The first continuous multiyear acoustic monitoring effort across Cook Inlet provides the most comprehensive description of beluga whale seasonal distribution and feeding behavior to date.
This knowledge is critical for understanding and managing potential threats impeding recovery of this endangered population.
“Cook Inlet belugas were listed as endangered in 2008. Despite protective measures, the population continued to decline,” said Manuel Castellote, NOAA Fisheries affiliate/University of Washington/Joint Institute for the Study of the Atmosphere and Ocean biologist who led the study. “We undertook this study to provide information that managers needed to develop an effective recovery strategy.”

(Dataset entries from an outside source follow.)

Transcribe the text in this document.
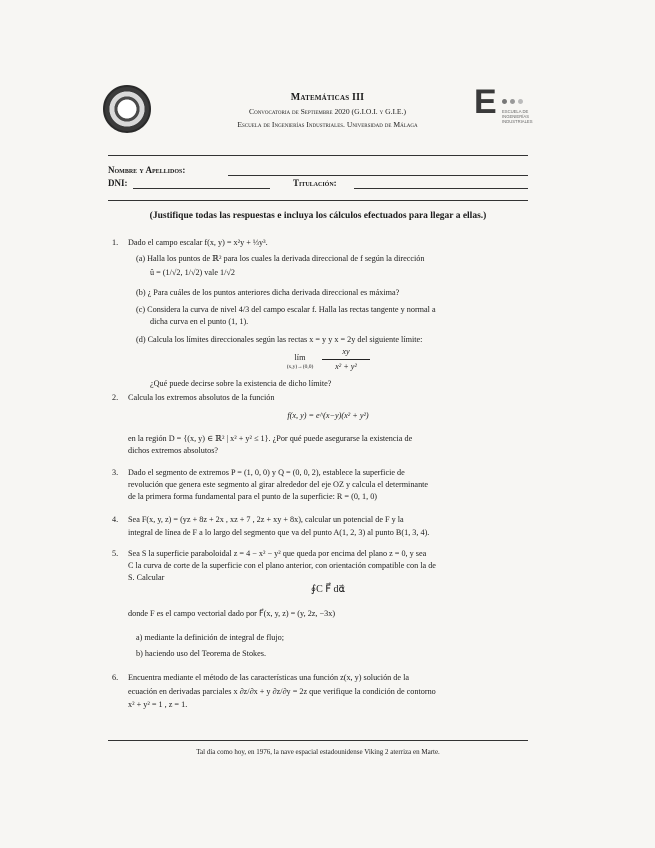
Matemáticas III
Convocatoria de Septiembre 2020 (G.I.O.I. y G.I.E.)
Escuela de Ingenierías Industriales. Universidad de Málaga
E ESCUELA DE
INGENIERÍAS
INDUSTRIALES
Nombre y Apellidos:
DNI:	Titulación:
(Justifique todas las respuestas e incluya los cálculos efectuados para llegar a ellas.)
1. Dado el campo escalar f(x, y) = x²y + ⅓y³.
(a) Halla los puntos de ℝ² para los cuales la derivada direccional de f según la dirección
û = (1/√2, 1/√2) vale 1/√2
(b) ¿ Para cuáles de los puntos anteriores dicha derivada direccional es máxima?
(c) Considera la curva de nivel 4/3 del campo escalar f. Halla las rectas tangente y normal a
dicha curva en el punto (1, 1).
(d) Calcula los límites direccionales según las rectas x = y y x = 2y del siguiente límite:
lím
(x,y)→(0,0)
xy
x² + y²
¿Qué puede decirse sobre la existencia de dicho límite?
2. Calcula los extremos absolutos de la función
f(x, y) = e^(x−y)(x² + y²)
en la región D = {(x, y) ∈ ℝ² | x² + y² ≤ 1}. ¿Por qué puede asegurarse la existencia de
dichos extremos absolutos?
3. Dado el segmento de extremos P = (1, 0, 0) y Q = (0, 0, 2), establece la superficie de
revolución que genera este segmento al girar alrededor del eje OZ y calcula el determinante
de la primera forma fundamental para el punto de la superficie: R = (0, 1, 0)
4. Sea F(x, y, z) = (yz + 8z + 2x , xz + 7 , 2z + xy + 8x), calcular un potencial de F y la
integral de línea de F a lo largo del segmento que va del punto A(1, 2, 3) al punto B(1, 3, 4).
5. Sea S la superficie paraboloidal z = 4 − x² − y² que queda por encima del plano z = 0, y sea
C la curva de corte de la superficie con el plano anterior, con orientación compatible con la de
S. Calcular
∮C F⃗ dα⃗
donde F es el campo vectorial dado por F⃗(x, y, z) = (y, 2z, −3x)
a) mediante la definición de integral de flujo;
b) haciendo uso del Teorema de Stokes.
6. Encuentra mediante el método de las características una función z(x, y) solución de la
ecuación en derivadas parciales x ∂z/∂x + y ∂z/∂y = 2z que verifique la condición de contorno
x² + y² = 1 , z = 1.
Tal día como hoy, en 1976, la nave espacial estadounidense Viking 2 aterriza en Marte.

Castellote worked in partnership with the Alaska Department of Fish and Game to develop a passive acoustic monitoring program. It recorded beluga movements and foraging behavior within their critical habitat year-round over five years.
“Summer beluga distribution has been well studied, especially in the upper inlet. But information on foraging behavior during the rest of the year was basically nonexistent,” Castellote said. “That knowledge is essential to identify threats impeding the whales’ recovery.”
An Unexplained Decline
Cook Inlet beluga whales are a distinct and isolated population that remains in Cook Inlet all year.
Between 1994 and 1998, the population plummeted by nearly 50 percent, due primarily to unregulated hunting. At that point, cooperative efforts between NOAA Fisheries and Alaska Native subsistence hunters dramatically reduced the harvest.
Despite protection after 1999, the beluga population continued to slowly decline.
In 2008, the Cook Inlet beluga whale population was listed as endangered. Now, more than two decades later, the population is still dropping.
There are an estimated 279 whales remaining as of 2018. Cook Inlet beluga whales are in danger of extinction unless the impediments to its recovery are identified and mitigated.